Samara Shehata: Well, transhub.org.au is incredible for really understanding transgender verse community. It's important for trans gender diverse community members themselves to access that and allies and service providers. It has so much information and knowledge and referrals and services. And then for suicide prevention here.org.au is ACONS's latest digital hub. And that's for all LGBTQ+ communities. And it has a wonderful list of services and also resources like how to talk about suicide safely, you know, how to support a community member with a safety plan. So identifying what might keep them safe if they are feeling suicidal. So there's all these useful resources on that site.

There's also for LGBTQ+ people that are culturally linguistic diverse or refugees, asylum seekers, we have an incredible website called Rainbow Cultures. I'm sorry, I don't know the exact details. I think it's rainbowcultures.org.au. And that has more community group networks resources. So it's kind of an incredible site that links community members to then other community groups and members, because we know that belonging is so important to health and wellbeing. They're probably the three. And obviously acon.org.au is really then has everything for services and our programs across the whole organisation, particularly regional and rural. We have incredible outreach services as well. So acon.org.au then is also an important one.

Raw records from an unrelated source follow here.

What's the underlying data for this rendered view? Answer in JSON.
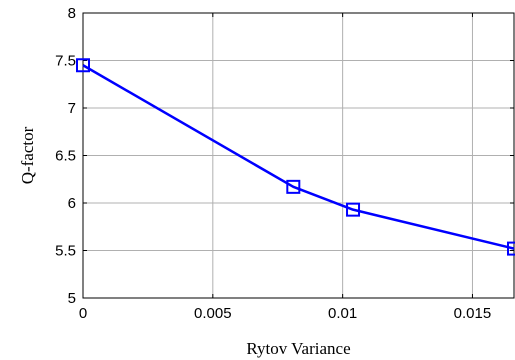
{
  "chart_data": {
    "type": "line",
    "title": "",
    "xlabel": "Rytov Variance",
    "ylabel": "Q-factor",
    "xlim": [
      0,
      0.0166
    ],
    "ylim": [
      5,
      8
    ],
    "xticks": [
      0,
      0.005,
      0.01,
      0.015
    ],
    "xtick_labels": [
      "0",
      "0.005",
      "0.01",
      "0.015"
    ],
    "yticks": [
      5,
      5.5,
      6,
      6.5,
      7,
      7.5,
      8
    ],
    "ytick_labels": [
      "5",
      "5.5",
      "6",
      "6.5",
      "7",
      "7.5",
      "8"
    ],
    "grid": true,
    "legend": "none",
    "series": [
      {
        "x": [
          0,
          0.0081,
          0.0104,
          0.0166
        ],
        "y": [
          7.45,
          6.17,
          5.93,
          5.52
        ],
        "color": "#0000ff",
        "marker": "square"
      }
    ]
  }
}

Brad Webb: Fantastic. Thank you so much for sharing your story and the story of the work you do, which is critically important and very different to the world that I experience every day. And I really appreciate being able to learn from you. And I did pick up quite a few things out of that conversation. I always finish these podcasts with a question to my guest, which is about embracing your otherness. What does embrace your otherness mean to you?

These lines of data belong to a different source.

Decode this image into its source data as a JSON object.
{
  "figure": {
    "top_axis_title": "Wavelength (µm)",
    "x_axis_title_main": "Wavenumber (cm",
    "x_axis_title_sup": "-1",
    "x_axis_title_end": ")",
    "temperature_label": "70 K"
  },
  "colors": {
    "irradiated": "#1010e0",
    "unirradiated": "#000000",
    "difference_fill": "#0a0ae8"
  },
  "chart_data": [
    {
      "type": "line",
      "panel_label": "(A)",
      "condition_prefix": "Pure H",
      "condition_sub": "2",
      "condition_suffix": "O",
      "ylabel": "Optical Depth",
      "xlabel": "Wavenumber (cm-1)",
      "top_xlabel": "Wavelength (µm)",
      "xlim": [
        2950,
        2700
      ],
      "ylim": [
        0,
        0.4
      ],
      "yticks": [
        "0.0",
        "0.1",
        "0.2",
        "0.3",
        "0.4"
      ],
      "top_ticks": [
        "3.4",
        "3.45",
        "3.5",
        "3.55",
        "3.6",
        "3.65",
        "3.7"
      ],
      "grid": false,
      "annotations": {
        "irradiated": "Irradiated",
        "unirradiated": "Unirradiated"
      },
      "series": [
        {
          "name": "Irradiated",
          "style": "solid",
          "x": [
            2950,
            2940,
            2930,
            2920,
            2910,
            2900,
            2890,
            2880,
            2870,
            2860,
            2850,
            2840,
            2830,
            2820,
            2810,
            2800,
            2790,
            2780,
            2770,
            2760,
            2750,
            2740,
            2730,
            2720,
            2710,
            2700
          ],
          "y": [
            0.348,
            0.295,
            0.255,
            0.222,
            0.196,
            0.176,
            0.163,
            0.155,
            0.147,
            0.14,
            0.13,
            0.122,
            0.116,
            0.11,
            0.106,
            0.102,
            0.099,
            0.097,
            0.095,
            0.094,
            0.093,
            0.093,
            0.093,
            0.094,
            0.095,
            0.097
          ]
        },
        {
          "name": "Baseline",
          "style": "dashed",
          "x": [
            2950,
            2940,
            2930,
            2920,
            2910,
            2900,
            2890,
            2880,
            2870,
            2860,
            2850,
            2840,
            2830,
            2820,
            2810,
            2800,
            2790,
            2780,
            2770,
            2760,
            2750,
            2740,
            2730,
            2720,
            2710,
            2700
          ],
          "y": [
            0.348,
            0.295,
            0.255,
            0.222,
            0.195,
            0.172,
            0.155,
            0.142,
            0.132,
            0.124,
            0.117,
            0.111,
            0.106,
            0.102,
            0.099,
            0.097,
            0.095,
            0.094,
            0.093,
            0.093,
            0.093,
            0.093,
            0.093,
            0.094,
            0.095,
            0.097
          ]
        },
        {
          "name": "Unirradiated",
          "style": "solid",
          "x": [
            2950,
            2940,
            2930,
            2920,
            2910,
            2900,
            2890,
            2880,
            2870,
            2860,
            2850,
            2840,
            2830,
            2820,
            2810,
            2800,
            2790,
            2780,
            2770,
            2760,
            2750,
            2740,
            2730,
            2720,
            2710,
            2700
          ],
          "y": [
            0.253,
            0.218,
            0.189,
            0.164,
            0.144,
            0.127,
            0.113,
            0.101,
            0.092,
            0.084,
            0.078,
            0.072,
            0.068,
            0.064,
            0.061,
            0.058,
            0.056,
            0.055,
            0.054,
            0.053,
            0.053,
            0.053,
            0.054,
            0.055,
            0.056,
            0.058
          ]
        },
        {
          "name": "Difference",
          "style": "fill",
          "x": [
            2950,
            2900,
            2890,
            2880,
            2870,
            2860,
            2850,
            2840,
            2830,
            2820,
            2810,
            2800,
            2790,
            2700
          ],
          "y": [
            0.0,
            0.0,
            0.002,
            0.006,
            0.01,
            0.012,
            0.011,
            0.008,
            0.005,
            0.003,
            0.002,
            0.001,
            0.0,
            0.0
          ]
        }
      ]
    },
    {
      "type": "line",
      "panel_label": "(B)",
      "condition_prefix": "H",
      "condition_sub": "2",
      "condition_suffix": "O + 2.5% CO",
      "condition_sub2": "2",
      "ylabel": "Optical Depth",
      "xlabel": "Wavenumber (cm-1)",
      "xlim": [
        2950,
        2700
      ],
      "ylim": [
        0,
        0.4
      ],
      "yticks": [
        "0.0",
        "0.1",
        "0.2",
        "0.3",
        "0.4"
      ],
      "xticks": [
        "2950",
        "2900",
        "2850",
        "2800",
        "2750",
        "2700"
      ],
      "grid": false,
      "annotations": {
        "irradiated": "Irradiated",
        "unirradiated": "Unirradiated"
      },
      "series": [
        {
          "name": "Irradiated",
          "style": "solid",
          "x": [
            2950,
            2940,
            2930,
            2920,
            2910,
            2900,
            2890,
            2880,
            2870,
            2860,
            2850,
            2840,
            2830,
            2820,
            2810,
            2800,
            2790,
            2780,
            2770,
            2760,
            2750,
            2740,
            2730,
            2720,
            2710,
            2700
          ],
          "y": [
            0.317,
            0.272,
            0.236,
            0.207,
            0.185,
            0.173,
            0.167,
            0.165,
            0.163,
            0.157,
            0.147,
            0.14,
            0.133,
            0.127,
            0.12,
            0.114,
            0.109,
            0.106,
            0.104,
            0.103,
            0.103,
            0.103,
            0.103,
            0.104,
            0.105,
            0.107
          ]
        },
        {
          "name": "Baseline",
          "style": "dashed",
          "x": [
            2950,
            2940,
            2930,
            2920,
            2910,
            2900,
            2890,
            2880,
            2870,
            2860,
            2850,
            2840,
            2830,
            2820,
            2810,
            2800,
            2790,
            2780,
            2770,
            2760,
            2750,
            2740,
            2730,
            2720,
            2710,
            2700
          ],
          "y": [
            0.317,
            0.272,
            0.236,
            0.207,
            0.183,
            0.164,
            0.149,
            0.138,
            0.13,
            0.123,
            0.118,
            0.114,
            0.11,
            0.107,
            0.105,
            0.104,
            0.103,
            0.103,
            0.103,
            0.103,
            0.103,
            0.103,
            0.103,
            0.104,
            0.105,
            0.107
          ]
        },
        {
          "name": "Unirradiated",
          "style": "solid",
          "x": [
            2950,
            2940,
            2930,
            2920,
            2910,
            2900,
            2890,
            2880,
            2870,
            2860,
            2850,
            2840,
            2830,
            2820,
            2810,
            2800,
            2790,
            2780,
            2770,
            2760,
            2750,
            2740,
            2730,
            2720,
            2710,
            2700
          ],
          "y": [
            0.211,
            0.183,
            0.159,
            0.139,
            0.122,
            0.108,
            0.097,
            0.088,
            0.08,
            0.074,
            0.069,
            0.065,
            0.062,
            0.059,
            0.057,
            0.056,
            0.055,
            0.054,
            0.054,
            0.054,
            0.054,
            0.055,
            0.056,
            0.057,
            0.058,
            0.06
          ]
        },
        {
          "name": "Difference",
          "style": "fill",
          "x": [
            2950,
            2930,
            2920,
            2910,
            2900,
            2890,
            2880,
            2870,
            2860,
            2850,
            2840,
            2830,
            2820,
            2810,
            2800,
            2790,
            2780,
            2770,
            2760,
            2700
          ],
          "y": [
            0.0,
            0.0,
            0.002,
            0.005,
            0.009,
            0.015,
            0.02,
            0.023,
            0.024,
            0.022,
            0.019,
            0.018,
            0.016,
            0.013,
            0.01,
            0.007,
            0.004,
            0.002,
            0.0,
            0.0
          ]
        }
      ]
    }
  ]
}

Samara Shehata: It centres my otherness rather than, yeah, I reframe it. So it's not my otherness that's outside, it's my centre. So I am, I know that sounds a bit meta, but I feel that what I was told was different and wrong my whole life is now who I completely am, and if that makes sense. So I embrace, and I am proud and at complete peace with all of my otherness, which is a lot of who I am. So, yeah, I guess that's how to me, my relationship to being othered is actually just who I am.

Brad Webb: That's a tremendous spot on which to end today's conversation. Samara, thank you again so much for coming in and being so willing to share your story. It's been an absolute pleasure.

Samara Shehata: Oh no, it's been a pleasure too. Thank you for having me.